Problem: No single source of truth. Impossible to audit. Security holes inevitable.

❌ No Audit Trail

public void check(Subject s, Resource r, Action a) {
    boolean allowed = policy.evaluate(s, r, a);
    if (!allowed) throw new AuthorizationException();
    // Decision not logged!
}

Problem: Can’t answer “who did what when” questions. Fails compliance requirements.

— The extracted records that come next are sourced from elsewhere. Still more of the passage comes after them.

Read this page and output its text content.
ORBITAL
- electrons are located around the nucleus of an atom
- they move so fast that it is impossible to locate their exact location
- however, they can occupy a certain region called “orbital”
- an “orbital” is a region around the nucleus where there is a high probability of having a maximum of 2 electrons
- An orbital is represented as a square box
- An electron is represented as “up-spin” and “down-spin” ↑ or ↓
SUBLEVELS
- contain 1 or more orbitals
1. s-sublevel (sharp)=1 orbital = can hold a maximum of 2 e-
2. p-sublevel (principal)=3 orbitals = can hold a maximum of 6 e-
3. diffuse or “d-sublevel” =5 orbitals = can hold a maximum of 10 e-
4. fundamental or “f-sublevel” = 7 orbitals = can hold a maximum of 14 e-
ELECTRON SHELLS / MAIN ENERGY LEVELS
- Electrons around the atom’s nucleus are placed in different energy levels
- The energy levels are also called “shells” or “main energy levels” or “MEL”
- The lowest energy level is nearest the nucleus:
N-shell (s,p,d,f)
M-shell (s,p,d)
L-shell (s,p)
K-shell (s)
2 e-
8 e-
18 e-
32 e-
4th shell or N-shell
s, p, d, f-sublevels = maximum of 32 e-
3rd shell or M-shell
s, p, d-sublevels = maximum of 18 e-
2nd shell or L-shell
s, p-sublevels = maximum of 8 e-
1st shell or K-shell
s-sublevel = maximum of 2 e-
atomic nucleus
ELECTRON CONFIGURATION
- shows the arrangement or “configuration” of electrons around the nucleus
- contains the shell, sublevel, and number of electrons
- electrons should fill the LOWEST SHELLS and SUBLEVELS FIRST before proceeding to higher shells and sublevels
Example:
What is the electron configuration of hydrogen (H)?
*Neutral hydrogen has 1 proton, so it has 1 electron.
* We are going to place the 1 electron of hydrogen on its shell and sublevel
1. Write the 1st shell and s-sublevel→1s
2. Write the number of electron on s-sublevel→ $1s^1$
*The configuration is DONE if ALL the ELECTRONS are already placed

Benefits of RACF-Style Authorization

For Development Teams

  • Clearer code - Authorization explicit and centralized
  • Easier testing - Mock the authorization service
  • Faster changes - Policy updates don’t require code changes
  • Better debugging - All decisions in one place

For Operations Teams

  • Visibility - Complete audit trail
  • Flexibility - Change policies without deployments
  • Security - Default-deny, centralized control
  • Compliance - Answer audit questions easily

For the Business

  • Risk reduction - Consistent enforcement
  • Faster compliance - Built-in audit trail
  • Lower costs - Fewer security incidents
  • Agility - Permission changes don’t require code releases

Implementation Checklist

Ready to implement RACF-style authorization? Here’s your checklist:

  • Define your resource naming scheme
  • Create central AuthorizationService interface
  • Set up Keycloak (or alternative policy engine)
  • Map business resources to Keycloak resources
  • Define initial policies in Keycloak
  • Implement audit logging for all decisions
  • Enforce at use-case boundaries (service layer)
  • Remove authorization logic from controllers and repositories
  • Set up default-deny behavior
  • Create operational dashboards for audit data
  • Document the resource naming convention
  • Train team on policy management

Conclusion

RACF-style authorization isn’t just a historical curiosity—it’s a battle-tested pattern that solves real problems modern applications still face:

  • Centralized control instead of scattered checks
  • Auditable decisions instead of mystery denials
  • Data-driven policies instead of hardcoded rules
  • Resource-based permissions instead of coarse roles

By bringing these principles to modern Java applications using tools like Keycloak, we get the best of both worlds: mainframe-grade security discipline with cloud-native flexibility.

The question isn’t whether RACF-style authorization is relevant today. The question is: Why are we still building applications without it?